Stoddard repeats the popular belief that dehydration is still the "No. 1" concern during exercise in the heat and that dehydration alters the body's ability to maintain heat balance. The contrary evidence has been presented at the beginning of this response, including the data reported in table 1. Rather, the clear evidence is that fluid overload is the real potential killer in modern endurance sports (20, 21). For example, Speedy et al (21) have reviewed 57 cases of exercise-associated hyponatremia reported in the medical literature since 1985. These do not include at least 3 more recent fatal cases (56-60). I have been unable to locate, anywhere in the published scientific literature, a similar body of evidence showing a greater number of equally serious cases resulting solely from "dehydration" during the same period of observation.

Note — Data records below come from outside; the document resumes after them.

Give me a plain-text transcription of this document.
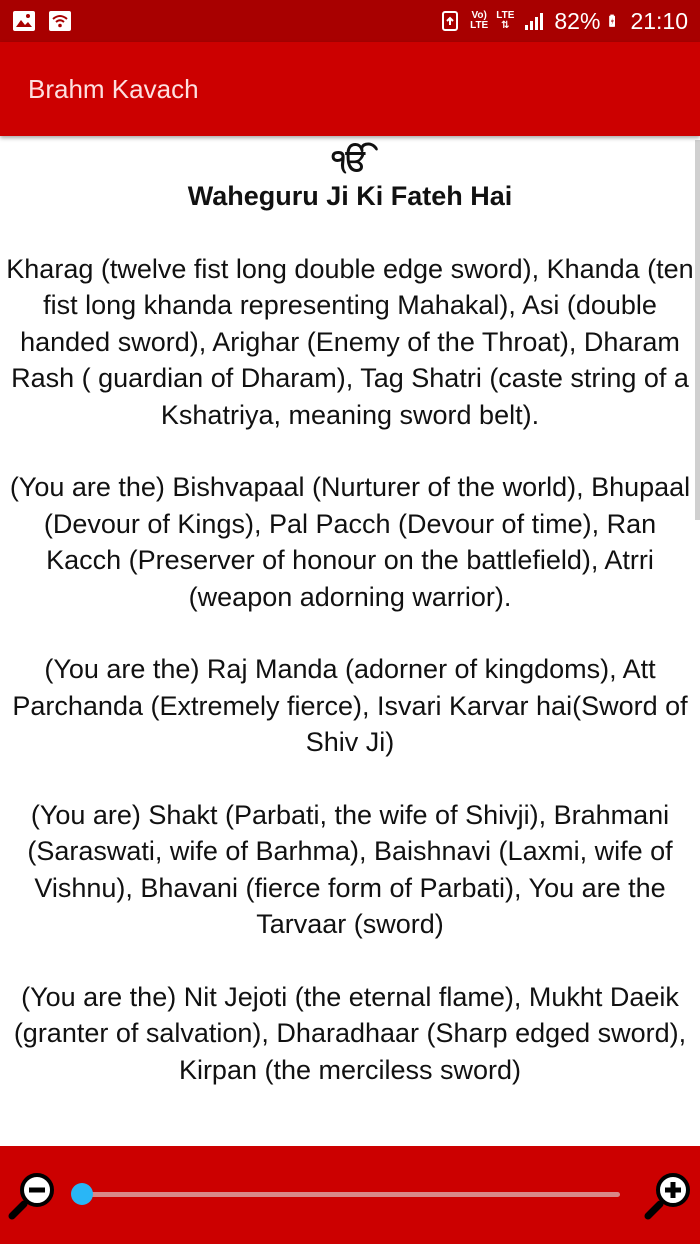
Vo)
LTE
LTE
⇅ 82% 21:10
Brahm Kavach
ੴ
Waheguru Ji Ki Fateh Hai

Kharag (twelve fist long double edge sword), Khanda (ten fist long khanda representing Mahakal), Asi (double handed sword), Arighar (Enemy of the Throat), Dharam Rash ( guardian of Dharam), Tag Shatri (caste string of a Kshatriya, meaning sword belt).

(You are the) Bishvapaal (Nurturer of the world), Bhupaal (Devour of Kings), Pal Pacch (Devour of time), Ran Kacch (Preserver of honour on the battlefield), Atrri (weapon adorning warrior).

(You are the) Raj Manda (adorner of kingdoms), Att Parchanda (Extremely fierce), Isvari Karvar hai(Sword of Shiv Ji)

(You are) Shakt (Parbati, the wife of Shivji), Brahmani (Saraswati, wife of Barhma), Baishnavi (Laxmi, wife of Vishnu), Bhavani (fierce form of Parbati), You are the Tarvaar (sword)

(You are the) Nit Jejoti (the eternal flame), Mukht Daeik (granter of salvation), Dharadhaar (Sharp edged sword), Kirpan (the merciless sword)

On behalf of all the authors, I thank Dr Pathak for his complimentary comments. Certainly, lack of preacclimatization to heat is recognized as an important risk factor for heatstroke and is so identified in the ACSM position statements (2,3). Such preacclimatization does indeed reduce sodium losses in sweat and would therefore theoretically influence the risk of developing hyponatremia during exercise. However, the evidence is that the hyponatremia of exercise is due to fluid overload rather than sodium losses, so that any effect of acclimatization on sodium losses during exercise would not likely prevent hyponatremia in athletes who chose to follow inappropriate guidelines and to drink to excess during prolonged exercise.
Pathak's point that hyponatremic convulsions are well recognized in medical conditions associated with fluid overload is well taken. Two points are relevant. First, that high rates of IV fluid therapy are sometimes given to patients undergoing certain surgical conditions in the belief that such fluid assists in the maintenance of cardiac function and systolic blood pressure. The same logic explains why IV fluids were introduced early as the treatment of choice for the management of postexercise collapse (61). Yet it is the reduced peripheral vascular resistance, rather than an impaired cardiac filling secondary to fluid loss, that more probably explains the hypotension in both conditions. Hence, the more logical medical intervention in both conditions should be to offset the cardiovascular effects of reduced peripheral vascular resistance.
Second, perhaps if urologists had been involved in the early management of cases of postexercise collapse, including those due to symptomatic hyponatremia, they would have alerted sports physicians earlier to the dangers (19) of giving IV fluids to collapsed or unconscious patients whose serum sodium concentrations are not known.